Question

A transformer connected to a 120--V ac line is to supply 12.0V (rms) to a portable electronic device. The load resistance in the secondary is 4.70 ohms

a. What should the ratio of primary to secondary turns of the transformer be?
b. What rms current must the secondary supply?
c. What average power is delivered to the load?
d.

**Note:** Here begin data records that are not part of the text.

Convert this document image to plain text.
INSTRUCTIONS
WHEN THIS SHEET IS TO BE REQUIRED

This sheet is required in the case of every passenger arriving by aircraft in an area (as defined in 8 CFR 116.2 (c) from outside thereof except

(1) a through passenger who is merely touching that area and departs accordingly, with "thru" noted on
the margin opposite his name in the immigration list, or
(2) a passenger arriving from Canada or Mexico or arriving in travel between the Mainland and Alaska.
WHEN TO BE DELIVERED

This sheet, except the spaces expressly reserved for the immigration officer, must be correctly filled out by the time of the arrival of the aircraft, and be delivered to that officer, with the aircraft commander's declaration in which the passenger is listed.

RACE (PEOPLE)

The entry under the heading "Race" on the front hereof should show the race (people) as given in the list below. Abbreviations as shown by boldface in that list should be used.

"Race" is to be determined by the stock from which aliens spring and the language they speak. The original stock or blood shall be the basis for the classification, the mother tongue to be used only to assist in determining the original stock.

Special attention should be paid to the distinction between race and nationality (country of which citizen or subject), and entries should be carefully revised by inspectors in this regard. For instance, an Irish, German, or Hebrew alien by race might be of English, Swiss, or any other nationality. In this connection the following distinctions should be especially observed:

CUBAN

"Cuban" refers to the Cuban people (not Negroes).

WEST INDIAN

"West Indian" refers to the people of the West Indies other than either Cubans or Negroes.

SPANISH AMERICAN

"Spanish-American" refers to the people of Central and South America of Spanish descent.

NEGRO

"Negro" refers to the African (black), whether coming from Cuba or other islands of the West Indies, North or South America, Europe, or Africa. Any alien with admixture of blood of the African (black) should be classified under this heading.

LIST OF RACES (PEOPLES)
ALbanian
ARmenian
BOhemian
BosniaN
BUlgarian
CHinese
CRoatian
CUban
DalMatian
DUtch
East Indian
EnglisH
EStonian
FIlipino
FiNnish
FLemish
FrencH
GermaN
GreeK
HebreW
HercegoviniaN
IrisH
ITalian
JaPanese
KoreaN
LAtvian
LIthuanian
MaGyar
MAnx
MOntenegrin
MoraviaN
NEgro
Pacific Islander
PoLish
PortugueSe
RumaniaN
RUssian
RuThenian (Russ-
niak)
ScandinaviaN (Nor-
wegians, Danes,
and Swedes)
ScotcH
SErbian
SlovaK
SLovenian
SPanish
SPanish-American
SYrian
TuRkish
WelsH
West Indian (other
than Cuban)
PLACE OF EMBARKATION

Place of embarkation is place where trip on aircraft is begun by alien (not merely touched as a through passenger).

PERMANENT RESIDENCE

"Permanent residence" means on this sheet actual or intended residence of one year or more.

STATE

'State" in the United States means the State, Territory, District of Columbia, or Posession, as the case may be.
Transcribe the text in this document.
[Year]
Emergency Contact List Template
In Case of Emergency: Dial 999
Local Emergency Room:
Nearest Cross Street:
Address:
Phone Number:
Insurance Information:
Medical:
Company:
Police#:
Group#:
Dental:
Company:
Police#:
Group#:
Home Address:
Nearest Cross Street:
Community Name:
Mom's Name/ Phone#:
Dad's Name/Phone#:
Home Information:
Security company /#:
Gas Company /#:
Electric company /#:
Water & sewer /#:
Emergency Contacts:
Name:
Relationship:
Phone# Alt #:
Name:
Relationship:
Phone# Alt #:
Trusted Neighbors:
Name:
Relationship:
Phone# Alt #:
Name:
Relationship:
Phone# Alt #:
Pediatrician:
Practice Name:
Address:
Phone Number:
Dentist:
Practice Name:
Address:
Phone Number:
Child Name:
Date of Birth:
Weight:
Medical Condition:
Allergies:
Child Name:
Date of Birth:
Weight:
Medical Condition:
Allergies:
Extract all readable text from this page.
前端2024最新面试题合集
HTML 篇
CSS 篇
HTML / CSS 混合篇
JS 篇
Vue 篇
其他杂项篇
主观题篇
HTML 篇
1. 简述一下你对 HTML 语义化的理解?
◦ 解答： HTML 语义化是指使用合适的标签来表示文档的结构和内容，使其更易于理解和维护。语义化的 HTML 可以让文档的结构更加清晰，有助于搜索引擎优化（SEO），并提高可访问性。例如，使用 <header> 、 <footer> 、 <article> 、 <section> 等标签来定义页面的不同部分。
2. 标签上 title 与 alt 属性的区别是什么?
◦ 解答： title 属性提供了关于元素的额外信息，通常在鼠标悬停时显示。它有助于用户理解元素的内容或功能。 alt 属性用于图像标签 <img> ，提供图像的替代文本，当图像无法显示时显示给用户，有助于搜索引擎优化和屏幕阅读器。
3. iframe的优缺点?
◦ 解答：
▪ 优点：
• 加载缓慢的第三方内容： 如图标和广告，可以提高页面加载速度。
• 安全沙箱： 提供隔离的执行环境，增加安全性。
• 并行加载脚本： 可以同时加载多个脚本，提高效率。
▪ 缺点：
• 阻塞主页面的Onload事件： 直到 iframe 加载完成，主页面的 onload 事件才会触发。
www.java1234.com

What resistance connected directly across the source line (which has a voltage of 120?V ) would draw the same power as the transformer?

Answer 1

Therefore,

a)
`(N_(1))/(N_(2))=(10)/(1)`

b) I₂ = 2.55 Ampere

c) Power = 30.6 Watts

d) R₁ = 470.58 ohms.

Step-by-step explanation:

Given:

Let the primary voltage be,

`V_(1)=120\ V`

Secondary Voltage,

`V_(2)=12\ V`

Secondary Resistance,

`R_(2)=4.7\ ohms`

To Find:

a)
`(N_(1))/(N_(2))=?`

b) I₂ = ?

c) Power = ?

d) R₁ = ?

Solution:

The ratio of primary to secondary turns of the transformer, is the ratio of primary to secondary Voltage and is given by,

`(N_(1))/(N_(2))=(V_(1))/(V_(2))`

Substituting the values we get

`(N_(1))/(N_(2))=(120)/(12)=(10)/(1)`

For, rms current for the secondary supply,

`I_(2)=(V_(2))/(R_(2))`

Substituting the values we get

`I_(2)=(12)/(4.7)=2.55\ Ampere`

Now for average power at load,

`Power=V_(2)* I_(2)`

Substituting the values we get

`Power=12* 2.55=30.6\ Watts`

Now for resistance connected directly across the source line Power will remain same,

`Power=((V_(1))^(2))/(R_(1))`

Substituting the values we get

`R_(1)=((V_(1))^(2))/(Power)=(14400)/(30.6)=470.58\ ohms`

Therefore,

a)
`(N_(1))/(N_(2))=(10)/(1)`

b) I₂ = 2.55 Ampere

c) Power = 30.6 Watts

d) R₁ = 470.58 ohms.